IDENTITÉ NATIONALE VERSUS IDENTITÉ RÉPUBLICAINE.
Le 26 août 2009, dans l’émission ça vous dérange, sur France inter, fut invité le ministre de l’immigration et de l’identité nationale, Eric Besson.
Celui-ci affirma en bon républicain que l’identité nationale était métissée : “La France a été une terre d’invasion, au départ, et ensuite une terre d’immigration. Ce qui fait que la France est par essence un peuple métissé »
Certes, comme disait l’historien Jacques Bainville, dans son histoire de France « Le peuple français est un composé. C’est mieux qu’une race. C’est une nation » nation tout de même forgée par les rois de France et le catholicisme. Du Vème au XIXème siècle, la population française est restée assez homogène ne comportant que des invasions germaniques, comme les francs, wisigoths, ostrogoths qui ne furent que de 5% de la population totale est très proche physiquement des gaulois. Puis au IXème siècle, les vikings se sont installés en Normandie et au pays basque. Ces peuples n’ont pas cherché à imposer leur culture, à demander de construire des temples pour leurs divinités païennes, non, ils se sont assimilés dans le cadre impérial romain ou carolingien et dans le catholicisme. Notons que ces vagues d’immigrations sont venus non dans un cadre national, mais impérial. A l’époque moderne quelques artistes, artisans ou commerçant flamands ou italiens sont venus en France, pour notre plus grande gloire.

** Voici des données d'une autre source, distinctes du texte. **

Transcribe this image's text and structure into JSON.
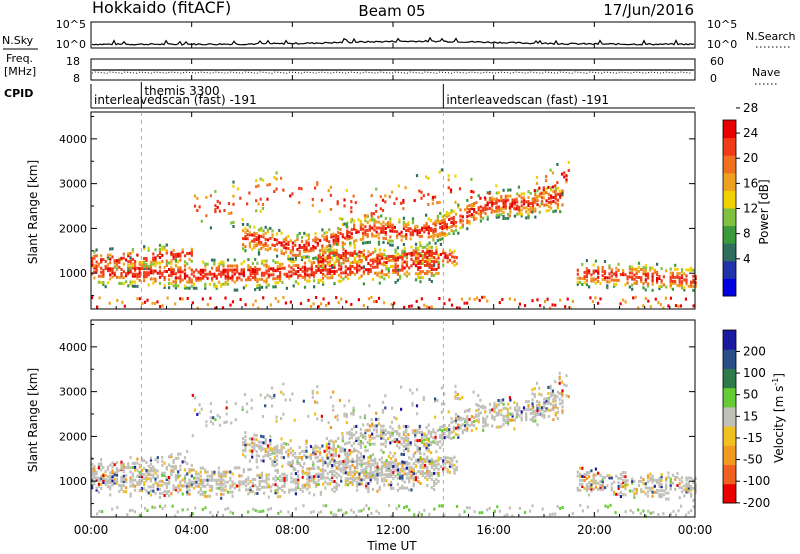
{
  "header": {
    "site": "Hokkaido (fitACF)",
    "beam": "Beam 05",
    "date": "17/Jun/2016"
  },
  "chart_data": [
    {
      "type": "line",
      "panel": "noise",
      "left_label": "N.Sky",
      "left_ticks": [
        "10^5",
        "10^0"
      ],
      "right_label": "N.Search",
      "right_ticks": [
        "10^5",
        "10^0"
      ],
      "note": ""
    },
    {
      "type": "line",
      "panel": "frequency",
      "left_label": [
        "Freq.",
        "[MHz]"
      ],
      "left_ticks": [
        "18",
        "8"
      ],
      "right_label": "Nave",
      "right_ticks": [
        "60",
        "0"
      ]
    },
    {
      "type": "table",
      "panel": "cpid",
      "label": "CPID",
      "segments": [
        {
          "start": "00:00",
          "text": "interleavedscan (fast) -191"
        },
        {
          "start": "02:00",
          "text": "themis 3300"
        },
        {
          "start": "14:00",
          "text": "interleavedscan (fast) -191"
        }
      ]
    },
    {
      "type": "heatmap",
      "panel": "power",
      "ylabel": "Slant Range [km]",
      "yticks": [
        1000,
        2000,
        3000,
        4000
      ],
      "ylim": [
        200,
        4600
      ],
      "colorbar_label": "Power [dB]",
      "colorbar_ticks": [
        4,
        8,
        12,
        16,
        20,
        24,
        28
      ],
      "colorbar_colors": [
        "#0000e0",
        "#2233aa",
        "#2e6e5e",
        "#3a9a3a",
        "#80c040",
        "#f0d000",
        "#f0a020",
        "#f07020",
        "#f03a18",
        "#e80000"
      ]
    },
    {
      "type": "heatmap",
      "panel": "velocity",
      "ylabel": "Slant Range [km]",
      "yticks": [
        1000,
        2000,
        3000,
        4000
      ],
      "ylim": [
        200,
        4600
      ],
      "colorbar_label": "Velocity [m s^-1]",
      "colorbar_ticks": [
        200,
        100,
        50,
        15,
        -15,
        -50,
        -100,
        -200
      ],
      "colorbar_colors": [
        "#1a1aa0",
        "#2a4e8a",
        "#2e7a4a",
        "#66cc33",
        "#c0c0b8",
        "#f0c020",
        "#f09a20",
        "#f06020",
        "#e80000"
      ]
    }
  ],
  "xaxis": {
    "label": "Time UT",
    "ticks": [
      "00:00",
      "04:00",
      "08:00",
      "12:00",
      "16:00",
      "20:00",
      "00:00"
    ]
  }
}
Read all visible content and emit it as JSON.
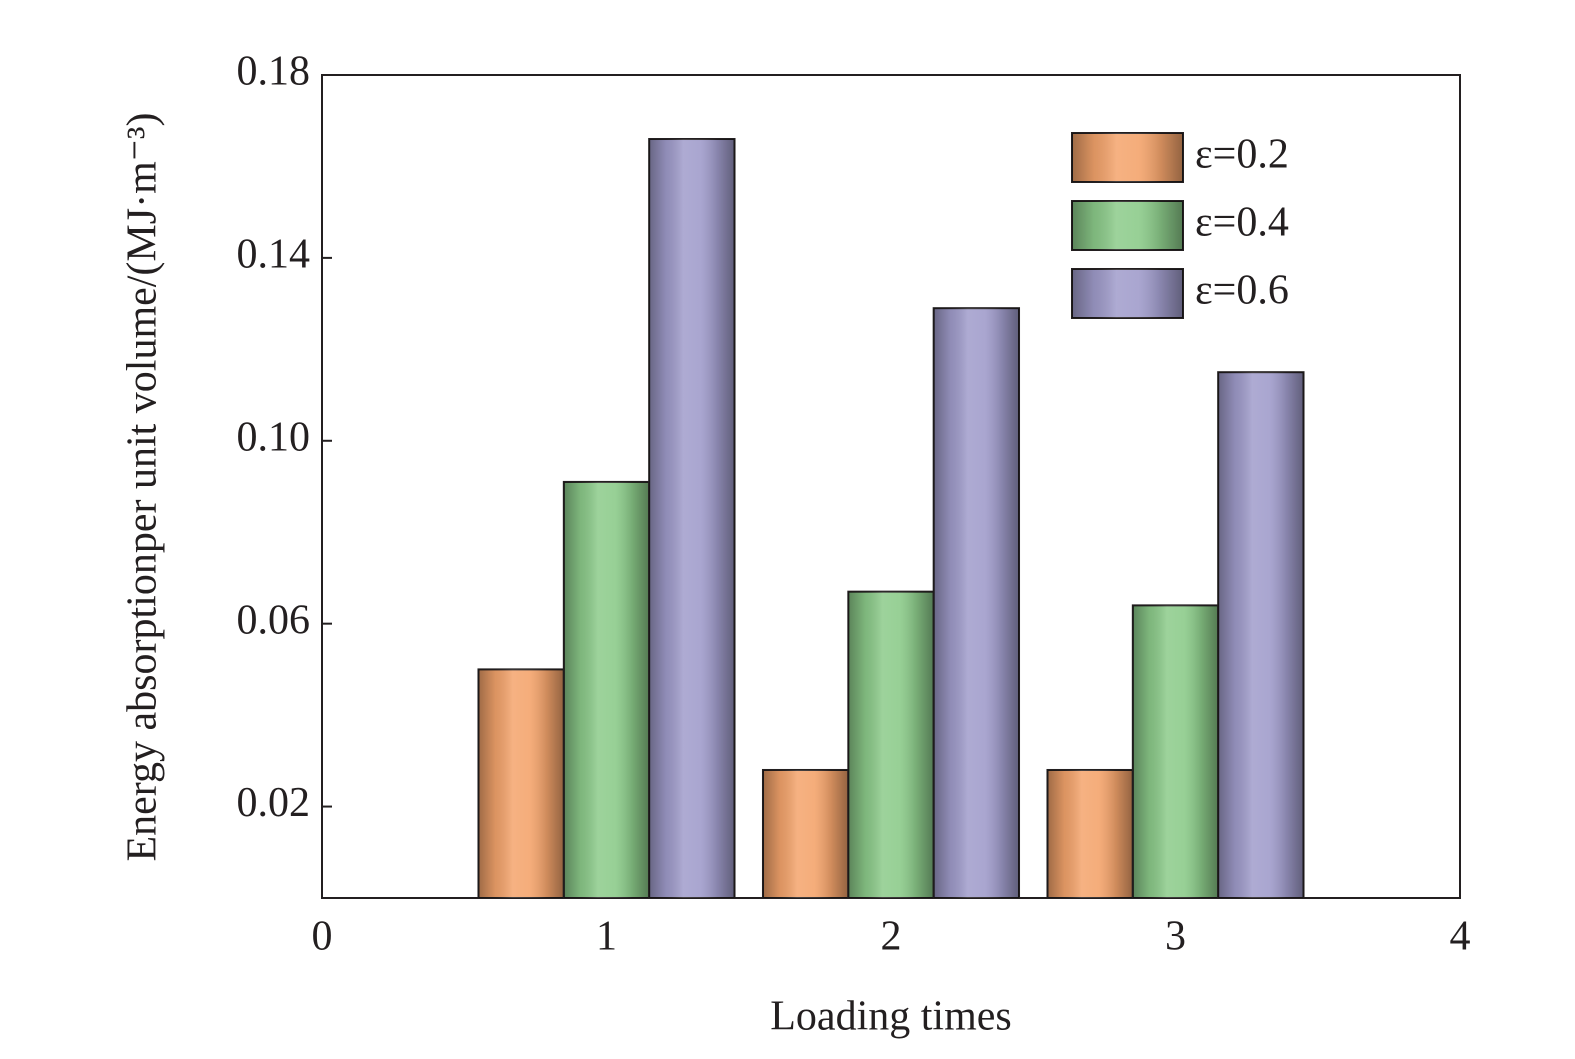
{
  "chart_data": {
    "type": "bar",
    "x_label": "Loading times",
    "y_label": "Energy absorptionper unit volume/(MJ·m⁻³)",
    "x": [
      1,
      2,
      3
    ],
    "series": [
      {
        "name": "ε=0.2",
        "color": "#f4a46c",
        "values": [
          0.05,
          0.028,
          0.028
        ]
      },
      {
        "name": "ε=0.4",
        "color": "#8ccb8a",
        "values": [
          0.091,
          0.067,
          0.064
        ]
      },
      {
        "name": "ε=0.6",
        "color": "#a09ccb",
        "values": [
          0.166,
          0.129,
          0.115
        ]
      }
    ],
    "xlim": [
      0,
      4
    ],
    "xticks": [
      0,
      1,
      2,
      3,
      4
    ],
    "ylim": [
      0,
      0.18
    ],
    "yticks": [
      {
        "value": 0.02,
        "label": "0.02"
      },
      {
        "value": 0.06,
        "label": "0.06"
      },
      {
        "value": 0.1,
        "label": "0.10"
      },
      {
        "value": 0.14,
        "label": "0.14"
      },
      {
        "value": 0.18,
        "label": "0.18"
      }
    ],
    "legend": "upper right"
  }
}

Ils avaient leurs quartiers et leur privilège et ce ne fut pas de vagues de millions, quelques centaines tout au plus. Tous furent européens. Demandez à Charles Martel ou Guillaume de Provence s’ils avaient ouvert leurs bras, aux Sarazins. De même, les pays dans la sphère catholique ont toujours rejeté les invasions étrangères à leur culture, comme les Sarazins, et en cas d’échecs ces peuples se convertissaient à la culture et religion dominante.
La sphère catholique n’était dans le temps pas du tout multiculturelle comme nous l’entendions actuellement. Mais il y régnait sans doute une plus grande diversité, de coutumes, de langues, de tradition, de statuts, de profession, de peuples unis à Rome la Catholique. Certes société peu tolérance, mais qui a su être multiséculaire et a donné la plus belle civilisation. Je doute que la notre dur aussi longtemps et donnent des si bons fruits.

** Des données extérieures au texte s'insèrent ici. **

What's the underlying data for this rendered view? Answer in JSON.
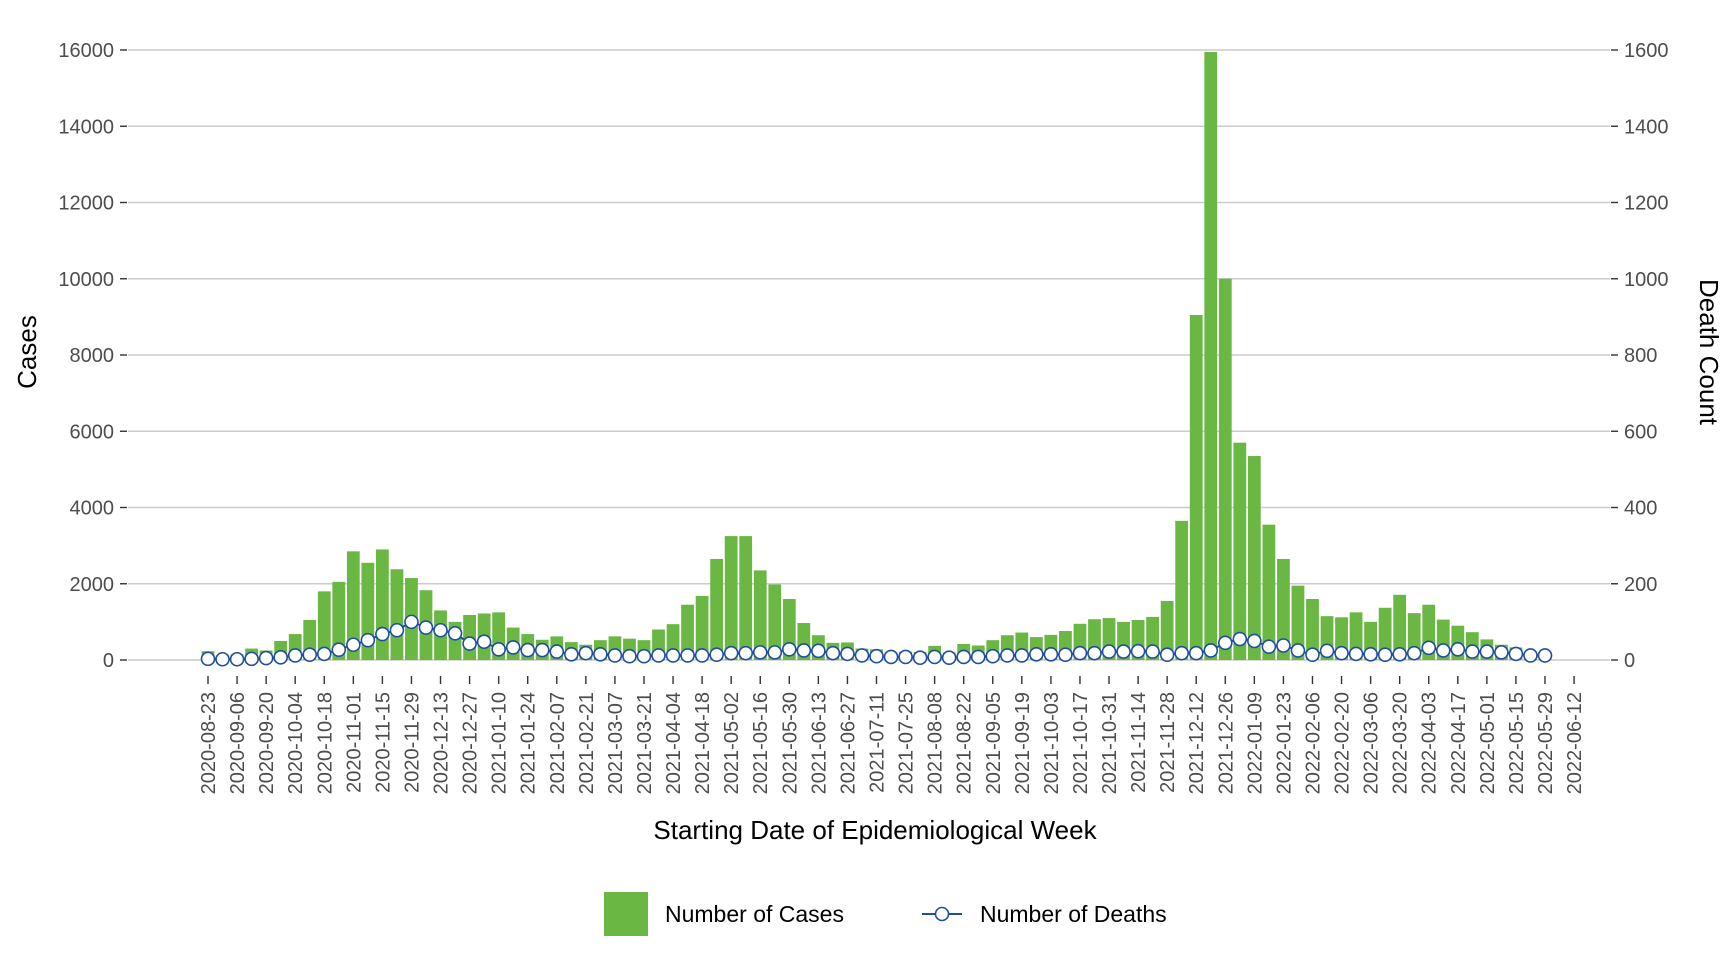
{
  "chart_data": {
    "type": "bar+line",
    "xlabel": "Starting Date of Epidemiological Week",
    "ylabel_left": "Cases",
    "ylabel_right": "Death Count",
    "ylim_left": [
      0,
      16000
    ],
    "ylim_right": [
      0,
      1600
    ],
    "y_ticks_left": [
      0,
      2000,
      4000,
      6000,
      8000,
      10000,
      12000,
      14000,
      16000
    ],
    "y_ticks_right": [
      0,
      200,
      400,
      600,
      800,
      1000,
      1200,
      1400,
      1600
    ],
    "x_tick_labels": [
      "2020-08-23",
      "2020-09-06",
      "2020-09-20",
      "2020-10-04",
      "2020-10-18",
      "2020-11-01",
      "2020-11-15",
      "2020-11-29",
      "2020-12-13",
      "2020-12-27",
      "2021-01-10",
      "2021-01-24",
      "2021-02-07",
      "2021-02-21",
      "2021-03-07",
      "2021-03-21",
      "2021-04-04",
      "2021-04-18",
      "2021-05-02",
      "2021-05-16",
      "2021-05-30",
      "2021-06-13",
      "2021-06-27",
      "2021-07-11",
      "2021-07-25",
      "2021-08-08",
      "2021-08-22",
      "2021-09-05",
      "2021-09-19",
      "2021-10-03",
      "2021-10-17",
      "2021-10-31",
      "2021-11-14",
      "2021-11-28",
      "2021-12-12",
      "2021-12-26",
      "2022-01-09",
      "2022-01-23",
      "2022-02-06",
      "2022-02-20",
      "2022-03-06",
      "2022-03-20",
      "2022-04-03",
      "2022-04-17",
      "2022-05-01",
      "2022-05-15",
      "2022-05-29",
      "2022-06-12"
    ],
    "grid": "horizontal",
    "legend_position": "bottom",
    "series": [
      {
        "name": "Number of Cases",
        "type": "bar",
        "axis": "left",
        "color": "#6ab843",
        "values": [
          230,
          120,
          150,
          300,
          250,
          500,
          680,
          1050,
          1800,
          2050,
          2850,
          2550,
          2900,
          2380,
          2150,
          1830,
          1300,
          1000,
          1180,
          1220,
          1250,
          850,
          680,
          530,
          620,
          470,
          400,
          520,
          620,
          560,
          520,
          800,
          940,
          1450,
          1680,
          2650,
          3250,
          3250,
          2350,
          1980,
          1600,
          970,
          650,
          450,
          460,
          300,
          280,
          200,
          220,
          210,
          370,
          200,
          420,
          380,
          520,
          650,
          720,
          600,
          660,
          760,
          950,
          1070,
          1100,
          1000,
          1050,
          1130,
          1550,
          3650,
          9050,
          15950,
          10000,
          5700,
          5350,
          3550,
          2650,
          1950,
          1600,
          1150,
          1120,
          1250,
          1000,
          1370,
          1710,
          1230,
          1450,
          1060,
          900,
          730,
          540,
          400,
          330,
          210,
          180
        ]
      },
      {
        "name": "Number of Deaths",
        "type": "line",
        "axis": "right",
        "color": "#1f4e9e",
        "values": [
          3,
          2,
          2,
          3,
          5,
          7,
          12,
          14,
          16,
          27,
          40,
          52,
          68,
          78,
          100,
          85,
          78,
          70,
          43,
          48,
          28,
          33,
          26,
          26,
          22,
          15,
          18,
          15,
          12,
          10,
          10,
          12,
          12,
          12,
          12,
          14,
          18,
          18,
          20,
          20,
          28,
          25,
          24,
          18,
          16,
          12,
          10,
          8,
          8,
          6,
          8,
          6,
          8,
          8,
          10,
          12,
          12,
          15,
          15,
          14,
          18,
          18,
          22,
          22,
          23,
          22,
          14,
          18,
          18,
          25,
          45,
          55,
          50,
          35,
          38,
          25,
          14,
          24,
          18,
          16,
          15,
          14,
          15,
          18,
          32,
          25,
          28,
          22,
          22,
          20,
          16,
          12,
          12
        ]
      }
    ]
  }
}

La diversité actuelle est illusoire, jamais nous n’avons été aussi uniformisé, par la pensée, le mode vestimentaire, alimentaire, culturellement avec la star ac…
C’est à partir du XIXème siècle, quand la natalité bâtait de l’aile que les gouvernements successifs ont fait appel à la main d’œuvre étrangère : italiennes, grecs, russes, polonais, espagnols, portugais…
Sous la IIIème république, le gouvernement de Ferry a remis le droit du sol, non par humanisme et xénophilie, mais pour avoir beaucoup de citoyens à charcuter lors de la première guerre mondiale.
Je suppose qu’Eric Besson bon ministre de la Vème gueuse voit dans le général de Gaulle, un grand humaniste, tolérant et républicain qui s’est battu contre le nazisme, le racisme et l’antisémitisme un exemple à suivre, or celui-ci définissait la France, en ces termes : « La France est un pays de race blanche, de culture gréco-latine et de religion chrétienne »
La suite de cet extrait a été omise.